I would hope our astute students would see the deceit being proposed and it now bothers me to have read Keith Taber’s position on this. When I taught in East Africa with the British curriculum there was a clear distinction between science and religious education and as my headmaster who graduated from Cambridge said, there is a reason why the English language has different words for different phenomena.I am not ready to accept a field of “scireligion”.

According to Dr. Taber, the intention of the FaradaySchools.com curriculum “is to develop balanced materials which can be used in schools, including teaching about the relationship between science and religion (currently part of the school curriculum in England), as well as the nature of science (a key part of Secondary school science here.”

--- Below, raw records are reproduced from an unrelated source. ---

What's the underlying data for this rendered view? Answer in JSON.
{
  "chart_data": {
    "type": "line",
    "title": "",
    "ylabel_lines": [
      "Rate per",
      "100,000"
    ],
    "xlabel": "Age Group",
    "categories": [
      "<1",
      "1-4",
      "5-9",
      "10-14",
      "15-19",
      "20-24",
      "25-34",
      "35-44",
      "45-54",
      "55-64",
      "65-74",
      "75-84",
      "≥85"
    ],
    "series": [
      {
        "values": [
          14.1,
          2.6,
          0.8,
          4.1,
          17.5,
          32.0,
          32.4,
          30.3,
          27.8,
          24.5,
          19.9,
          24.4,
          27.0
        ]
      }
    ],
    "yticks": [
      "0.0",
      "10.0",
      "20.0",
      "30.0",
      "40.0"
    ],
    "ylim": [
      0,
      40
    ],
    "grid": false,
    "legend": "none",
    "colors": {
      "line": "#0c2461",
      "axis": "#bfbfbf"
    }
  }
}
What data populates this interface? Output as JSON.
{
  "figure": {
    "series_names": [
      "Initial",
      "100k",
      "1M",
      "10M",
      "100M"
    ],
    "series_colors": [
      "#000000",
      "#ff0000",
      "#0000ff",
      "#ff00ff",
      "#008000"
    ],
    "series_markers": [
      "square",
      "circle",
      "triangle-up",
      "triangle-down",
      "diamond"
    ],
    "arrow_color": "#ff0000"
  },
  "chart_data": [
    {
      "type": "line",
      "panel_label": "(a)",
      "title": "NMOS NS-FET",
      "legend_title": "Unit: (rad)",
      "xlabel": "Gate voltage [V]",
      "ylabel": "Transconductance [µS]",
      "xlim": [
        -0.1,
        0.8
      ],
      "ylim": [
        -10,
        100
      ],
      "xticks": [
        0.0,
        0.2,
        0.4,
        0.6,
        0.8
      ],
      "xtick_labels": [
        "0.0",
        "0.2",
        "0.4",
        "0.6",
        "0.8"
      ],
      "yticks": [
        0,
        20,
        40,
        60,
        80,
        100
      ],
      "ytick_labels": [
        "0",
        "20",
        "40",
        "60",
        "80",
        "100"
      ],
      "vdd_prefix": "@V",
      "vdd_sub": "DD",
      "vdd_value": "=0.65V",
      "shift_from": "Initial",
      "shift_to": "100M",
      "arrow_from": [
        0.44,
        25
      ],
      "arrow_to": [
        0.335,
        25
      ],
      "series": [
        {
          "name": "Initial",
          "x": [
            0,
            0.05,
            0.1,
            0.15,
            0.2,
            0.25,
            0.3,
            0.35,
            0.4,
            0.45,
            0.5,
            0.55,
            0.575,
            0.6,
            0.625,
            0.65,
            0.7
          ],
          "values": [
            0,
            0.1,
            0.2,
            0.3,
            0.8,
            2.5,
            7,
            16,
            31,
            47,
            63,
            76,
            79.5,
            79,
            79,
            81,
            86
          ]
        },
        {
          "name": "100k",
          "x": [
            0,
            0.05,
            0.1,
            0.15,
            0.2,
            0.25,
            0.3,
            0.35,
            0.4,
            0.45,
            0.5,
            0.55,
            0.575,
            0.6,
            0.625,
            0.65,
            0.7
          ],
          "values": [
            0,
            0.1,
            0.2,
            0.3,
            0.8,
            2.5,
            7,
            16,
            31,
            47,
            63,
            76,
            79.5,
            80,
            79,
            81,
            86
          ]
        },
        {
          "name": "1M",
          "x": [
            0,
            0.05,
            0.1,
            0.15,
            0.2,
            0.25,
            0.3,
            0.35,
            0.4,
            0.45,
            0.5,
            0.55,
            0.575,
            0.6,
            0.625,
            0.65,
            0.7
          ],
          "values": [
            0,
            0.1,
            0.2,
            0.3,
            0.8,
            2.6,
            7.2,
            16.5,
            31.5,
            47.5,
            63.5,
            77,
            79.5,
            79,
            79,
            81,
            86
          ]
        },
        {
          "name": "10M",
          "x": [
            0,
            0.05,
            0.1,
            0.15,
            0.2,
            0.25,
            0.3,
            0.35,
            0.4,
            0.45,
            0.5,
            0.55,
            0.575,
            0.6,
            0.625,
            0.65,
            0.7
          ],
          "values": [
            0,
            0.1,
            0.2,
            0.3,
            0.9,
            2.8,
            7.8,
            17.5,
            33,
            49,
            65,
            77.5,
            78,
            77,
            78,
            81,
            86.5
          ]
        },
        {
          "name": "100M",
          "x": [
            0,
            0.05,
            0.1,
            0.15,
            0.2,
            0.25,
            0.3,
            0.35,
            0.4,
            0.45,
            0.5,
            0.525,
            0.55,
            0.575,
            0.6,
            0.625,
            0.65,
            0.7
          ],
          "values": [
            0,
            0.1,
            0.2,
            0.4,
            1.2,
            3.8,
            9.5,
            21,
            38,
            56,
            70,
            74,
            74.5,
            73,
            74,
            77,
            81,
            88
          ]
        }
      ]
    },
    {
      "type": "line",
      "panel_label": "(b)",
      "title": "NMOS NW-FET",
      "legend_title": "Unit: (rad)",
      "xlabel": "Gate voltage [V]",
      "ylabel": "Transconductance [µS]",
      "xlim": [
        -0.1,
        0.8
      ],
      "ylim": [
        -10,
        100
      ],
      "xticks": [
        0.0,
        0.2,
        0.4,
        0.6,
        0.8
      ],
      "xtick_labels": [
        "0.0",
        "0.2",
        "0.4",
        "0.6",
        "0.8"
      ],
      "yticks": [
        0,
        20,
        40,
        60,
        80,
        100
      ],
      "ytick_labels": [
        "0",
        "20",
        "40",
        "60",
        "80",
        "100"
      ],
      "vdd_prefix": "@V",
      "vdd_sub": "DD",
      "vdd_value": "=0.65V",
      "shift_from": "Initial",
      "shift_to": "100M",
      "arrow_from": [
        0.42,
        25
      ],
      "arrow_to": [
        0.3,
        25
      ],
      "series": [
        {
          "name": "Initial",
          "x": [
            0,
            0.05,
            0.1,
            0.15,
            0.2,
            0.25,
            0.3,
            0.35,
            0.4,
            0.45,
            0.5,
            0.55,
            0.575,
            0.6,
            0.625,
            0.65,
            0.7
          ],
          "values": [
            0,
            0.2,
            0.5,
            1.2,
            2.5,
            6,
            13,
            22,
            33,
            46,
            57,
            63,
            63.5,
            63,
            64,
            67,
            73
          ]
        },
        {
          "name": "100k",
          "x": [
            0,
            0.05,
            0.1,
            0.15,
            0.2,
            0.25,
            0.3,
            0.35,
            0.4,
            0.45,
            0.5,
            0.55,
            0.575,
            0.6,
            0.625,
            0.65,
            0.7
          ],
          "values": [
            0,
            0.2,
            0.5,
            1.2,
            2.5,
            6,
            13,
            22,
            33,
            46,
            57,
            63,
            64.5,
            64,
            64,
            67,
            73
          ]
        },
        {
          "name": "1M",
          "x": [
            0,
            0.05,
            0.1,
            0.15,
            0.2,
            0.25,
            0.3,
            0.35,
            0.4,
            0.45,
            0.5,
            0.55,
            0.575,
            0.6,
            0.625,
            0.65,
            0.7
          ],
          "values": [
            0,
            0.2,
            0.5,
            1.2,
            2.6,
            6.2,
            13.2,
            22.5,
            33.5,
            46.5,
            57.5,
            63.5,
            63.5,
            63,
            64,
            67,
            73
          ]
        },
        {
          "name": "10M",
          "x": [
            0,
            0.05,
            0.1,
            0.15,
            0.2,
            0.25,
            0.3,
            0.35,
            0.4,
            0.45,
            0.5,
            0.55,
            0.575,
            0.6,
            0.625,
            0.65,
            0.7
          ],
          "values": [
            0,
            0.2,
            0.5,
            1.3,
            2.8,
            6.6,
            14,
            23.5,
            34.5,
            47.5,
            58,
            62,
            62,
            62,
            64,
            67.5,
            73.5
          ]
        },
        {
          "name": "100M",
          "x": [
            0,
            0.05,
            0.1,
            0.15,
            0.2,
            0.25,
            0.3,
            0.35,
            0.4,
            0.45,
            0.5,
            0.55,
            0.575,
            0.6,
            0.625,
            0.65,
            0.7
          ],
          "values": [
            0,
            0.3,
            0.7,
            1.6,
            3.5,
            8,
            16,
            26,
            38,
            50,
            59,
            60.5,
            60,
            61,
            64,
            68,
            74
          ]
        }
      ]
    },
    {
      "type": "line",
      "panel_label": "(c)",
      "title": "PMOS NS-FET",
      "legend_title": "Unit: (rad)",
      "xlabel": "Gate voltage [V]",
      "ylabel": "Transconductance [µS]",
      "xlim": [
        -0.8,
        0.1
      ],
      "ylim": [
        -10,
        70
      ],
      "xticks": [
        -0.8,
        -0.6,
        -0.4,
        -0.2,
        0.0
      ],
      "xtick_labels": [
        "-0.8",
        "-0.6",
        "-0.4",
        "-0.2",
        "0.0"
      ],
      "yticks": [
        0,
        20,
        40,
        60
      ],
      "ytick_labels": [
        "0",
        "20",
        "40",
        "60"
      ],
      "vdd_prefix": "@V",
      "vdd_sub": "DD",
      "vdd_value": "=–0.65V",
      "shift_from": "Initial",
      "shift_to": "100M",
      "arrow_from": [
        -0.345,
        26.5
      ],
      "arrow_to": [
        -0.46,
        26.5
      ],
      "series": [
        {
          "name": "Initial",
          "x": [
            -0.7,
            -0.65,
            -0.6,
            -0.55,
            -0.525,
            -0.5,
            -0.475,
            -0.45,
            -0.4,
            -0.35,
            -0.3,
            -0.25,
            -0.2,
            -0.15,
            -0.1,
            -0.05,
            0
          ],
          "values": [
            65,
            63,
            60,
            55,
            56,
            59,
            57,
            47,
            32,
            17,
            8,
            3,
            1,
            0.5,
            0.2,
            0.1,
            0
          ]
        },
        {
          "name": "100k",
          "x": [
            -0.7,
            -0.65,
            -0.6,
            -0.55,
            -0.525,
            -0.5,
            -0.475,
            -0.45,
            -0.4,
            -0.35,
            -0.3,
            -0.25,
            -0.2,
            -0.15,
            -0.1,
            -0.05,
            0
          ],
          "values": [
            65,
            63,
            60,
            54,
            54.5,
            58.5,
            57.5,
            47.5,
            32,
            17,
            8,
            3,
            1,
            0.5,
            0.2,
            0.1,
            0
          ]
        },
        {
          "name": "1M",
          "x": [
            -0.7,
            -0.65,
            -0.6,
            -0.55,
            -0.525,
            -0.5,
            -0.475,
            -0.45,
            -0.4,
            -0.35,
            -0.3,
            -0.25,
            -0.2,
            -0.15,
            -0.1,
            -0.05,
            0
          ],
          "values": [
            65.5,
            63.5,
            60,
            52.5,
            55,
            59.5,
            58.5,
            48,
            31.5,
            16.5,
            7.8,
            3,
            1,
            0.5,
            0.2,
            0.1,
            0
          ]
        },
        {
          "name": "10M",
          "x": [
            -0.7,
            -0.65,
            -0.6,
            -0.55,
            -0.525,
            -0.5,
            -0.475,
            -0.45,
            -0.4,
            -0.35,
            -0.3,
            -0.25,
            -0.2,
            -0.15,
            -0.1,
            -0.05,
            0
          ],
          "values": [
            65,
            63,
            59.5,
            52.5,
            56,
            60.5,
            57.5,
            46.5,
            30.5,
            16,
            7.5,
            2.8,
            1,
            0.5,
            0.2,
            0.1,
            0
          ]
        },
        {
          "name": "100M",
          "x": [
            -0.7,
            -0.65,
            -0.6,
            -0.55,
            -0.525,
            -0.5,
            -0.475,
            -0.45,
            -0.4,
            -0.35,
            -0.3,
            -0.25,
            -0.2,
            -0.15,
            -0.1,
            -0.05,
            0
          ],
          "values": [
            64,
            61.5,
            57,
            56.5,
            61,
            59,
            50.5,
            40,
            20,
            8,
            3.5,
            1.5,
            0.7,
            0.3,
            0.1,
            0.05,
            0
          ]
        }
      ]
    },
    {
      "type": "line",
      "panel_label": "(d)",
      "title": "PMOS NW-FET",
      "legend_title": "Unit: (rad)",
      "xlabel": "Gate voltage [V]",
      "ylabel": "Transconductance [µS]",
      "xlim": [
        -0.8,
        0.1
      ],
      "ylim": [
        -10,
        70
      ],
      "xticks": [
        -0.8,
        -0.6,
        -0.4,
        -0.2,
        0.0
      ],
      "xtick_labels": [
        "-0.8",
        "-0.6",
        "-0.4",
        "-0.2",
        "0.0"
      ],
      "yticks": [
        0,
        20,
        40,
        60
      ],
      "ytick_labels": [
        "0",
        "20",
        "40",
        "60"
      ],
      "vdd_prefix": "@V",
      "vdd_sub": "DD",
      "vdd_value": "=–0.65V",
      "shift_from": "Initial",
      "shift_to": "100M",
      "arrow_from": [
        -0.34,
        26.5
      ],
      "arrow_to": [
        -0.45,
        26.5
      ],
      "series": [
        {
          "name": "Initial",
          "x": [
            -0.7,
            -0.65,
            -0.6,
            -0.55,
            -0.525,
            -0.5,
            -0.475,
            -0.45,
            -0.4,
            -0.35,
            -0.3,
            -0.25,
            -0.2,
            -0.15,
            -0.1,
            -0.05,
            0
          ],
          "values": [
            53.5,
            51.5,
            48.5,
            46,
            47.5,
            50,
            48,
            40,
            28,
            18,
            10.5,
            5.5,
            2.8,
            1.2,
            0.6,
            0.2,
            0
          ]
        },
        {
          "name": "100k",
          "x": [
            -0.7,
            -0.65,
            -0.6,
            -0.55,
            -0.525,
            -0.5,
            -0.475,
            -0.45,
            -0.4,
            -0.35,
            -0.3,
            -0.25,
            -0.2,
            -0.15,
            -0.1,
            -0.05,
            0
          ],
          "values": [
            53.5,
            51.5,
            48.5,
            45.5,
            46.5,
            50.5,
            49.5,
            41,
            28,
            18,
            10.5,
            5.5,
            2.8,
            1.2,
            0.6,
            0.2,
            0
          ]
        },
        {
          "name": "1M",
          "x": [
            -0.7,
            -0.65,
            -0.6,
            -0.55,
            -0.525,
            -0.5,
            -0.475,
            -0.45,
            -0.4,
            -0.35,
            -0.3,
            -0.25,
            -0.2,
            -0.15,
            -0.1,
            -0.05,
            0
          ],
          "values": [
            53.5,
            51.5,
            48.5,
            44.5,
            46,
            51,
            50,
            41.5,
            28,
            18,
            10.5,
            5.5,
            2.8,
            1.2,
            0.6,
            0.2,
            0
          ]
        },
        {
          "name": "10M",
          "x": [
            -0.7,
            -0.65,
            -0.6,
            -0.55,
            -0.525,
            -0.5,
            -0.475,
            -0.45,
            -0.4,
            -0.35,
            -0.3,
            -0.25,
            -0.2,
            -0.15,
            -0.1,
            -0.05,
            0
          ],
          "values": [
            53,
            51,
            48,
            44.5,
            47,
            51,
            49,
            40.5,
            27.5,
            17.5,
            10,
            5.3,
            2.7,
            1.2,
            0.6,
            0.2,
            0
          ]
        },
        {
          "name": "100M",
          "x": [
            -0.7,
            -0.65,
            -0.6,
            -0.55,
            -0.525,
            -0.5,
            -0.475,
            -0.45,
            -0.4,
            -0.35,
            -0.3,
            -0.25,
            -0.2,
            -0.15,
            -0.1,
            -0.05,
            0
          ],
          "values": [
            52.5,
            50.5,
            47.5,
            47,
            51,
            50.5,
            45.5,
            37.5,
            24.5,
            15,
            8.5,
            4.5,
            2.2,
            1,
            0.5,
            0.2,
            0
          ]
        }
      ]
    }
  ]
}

If you analyze the Table of Contents for each grade (7-12–http://faradayschools.com/),  and look for a balance between topic titles that seem to lean toward science (The Big Bang, Ideas and evidence, the Red Shift VS those that lean toward religion (Dear Darwin, because of you…, God and Miracles, Ways to interpret Genesis, God and Gaps, Galileo and how he understood the Bible, A physicist’s view of Genesis, there is a huge imbalance—toward religion.  Further, the religious ideas are rather narrow and are based on Genesis.

You might consider this post a warm-up of what is to come in the 2012 Republican primary for president.  Already, we have candidates that would totally support the Faraday website.